Seine Abrechnung mit der PR bleibt dennoch zwiespältig. Albrecht Müller hat Recht, wenn er sich über verdeckte PR beschwert. Richtig, dass er dabei die sogenannten Experten und Think Tanks ins Visier nimmt. Nicht erst der Fall EPPA GmbH und Berlinpolis hat gezeigt, dass dieses Expertentum eine zentrale Stellung in der verdeckten Kommunikation und Interessenvertretung einnimmt.

Doch in der Summe zielt Müllers Kritik ins Leere. PR ist interessen geleitete Kommunikation, denn Kommunikation hat immer einen Absender. Und der verfolgt ein Interesse. Das gilt ja auch für die NachDenkSeiten, die Müller selbst betreibt.

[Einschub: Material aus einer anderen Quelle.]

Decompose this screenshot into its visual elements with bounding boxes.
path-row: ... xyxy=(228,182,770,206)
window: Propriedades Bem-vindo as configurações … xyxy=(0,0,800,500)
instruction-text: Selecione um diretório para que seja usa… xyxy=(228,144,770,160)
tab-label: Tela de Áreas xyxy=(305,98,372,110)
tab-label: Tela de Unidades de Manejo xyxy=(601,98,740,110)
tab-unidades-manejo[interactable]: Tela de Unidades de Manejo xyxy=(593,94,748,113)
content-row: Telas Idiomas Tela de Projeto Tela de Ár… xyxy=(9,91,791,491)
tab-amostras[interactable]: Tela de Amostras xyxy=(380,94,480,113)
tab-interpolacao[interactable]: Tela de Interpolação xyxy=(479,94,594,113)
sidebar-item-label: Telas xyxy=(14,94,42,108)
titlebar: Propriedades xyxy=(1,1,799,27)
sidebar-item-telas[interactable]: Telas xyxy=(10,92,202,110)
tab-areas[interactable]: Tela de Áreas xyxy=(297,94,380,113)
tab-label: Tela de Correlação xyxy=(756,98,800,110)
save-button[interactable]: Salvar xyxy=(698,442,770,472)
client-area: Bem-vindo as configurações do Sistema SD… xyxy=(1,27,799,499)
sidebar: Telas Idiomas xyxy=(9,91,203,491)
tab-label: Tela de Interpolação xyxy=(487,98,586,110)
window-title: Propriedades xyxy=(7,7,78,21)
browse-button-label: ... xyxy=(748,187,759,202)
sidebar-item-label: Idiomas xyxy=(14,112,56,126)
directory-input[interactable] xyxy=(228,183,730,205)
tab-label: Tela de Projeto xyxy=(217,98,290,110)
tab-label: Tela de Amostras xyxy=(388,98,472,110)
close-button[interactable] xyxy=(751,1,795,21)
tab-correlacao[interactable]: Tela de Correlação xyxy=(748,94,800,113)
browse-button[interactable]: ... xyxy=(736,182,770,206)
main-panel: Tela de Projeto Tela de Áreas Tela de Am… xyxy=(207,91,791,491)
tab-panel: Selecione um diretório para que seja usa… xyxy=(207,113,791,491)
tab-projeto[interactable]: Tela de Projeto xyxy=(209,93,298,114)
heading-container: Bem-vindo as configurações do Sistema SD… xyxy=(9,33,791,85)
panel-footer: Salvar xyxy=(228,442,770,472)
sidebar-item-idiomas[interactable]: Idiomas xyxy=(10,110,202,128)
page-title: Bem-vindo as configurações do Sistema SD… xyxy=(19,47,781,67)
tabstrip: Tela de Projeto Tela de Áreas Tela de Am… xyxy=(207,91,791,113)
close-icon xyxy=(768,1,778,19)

Es kann immer nur Aufgabe der Medien sein, sicherzustellen, dass alle Seiten Gehör finden, dass aufklärende Berichterstattung ihren angemessenen Raum findet. Dort wo klassische Medien dieser Aufgabe immer weniger nachkommen, entstehen neue Medien, die auch neue Wege der Kommunikation nutzen.
Und wenn man die Zunahme öffentlichen Meinungsstreits in den letzten Jahren betrachtet, kann man nicht zum Ergebnis kommen, dass kritische Meinungen, NGOs, unterschiedliche Interessen nicht doch ihr Gehör finden.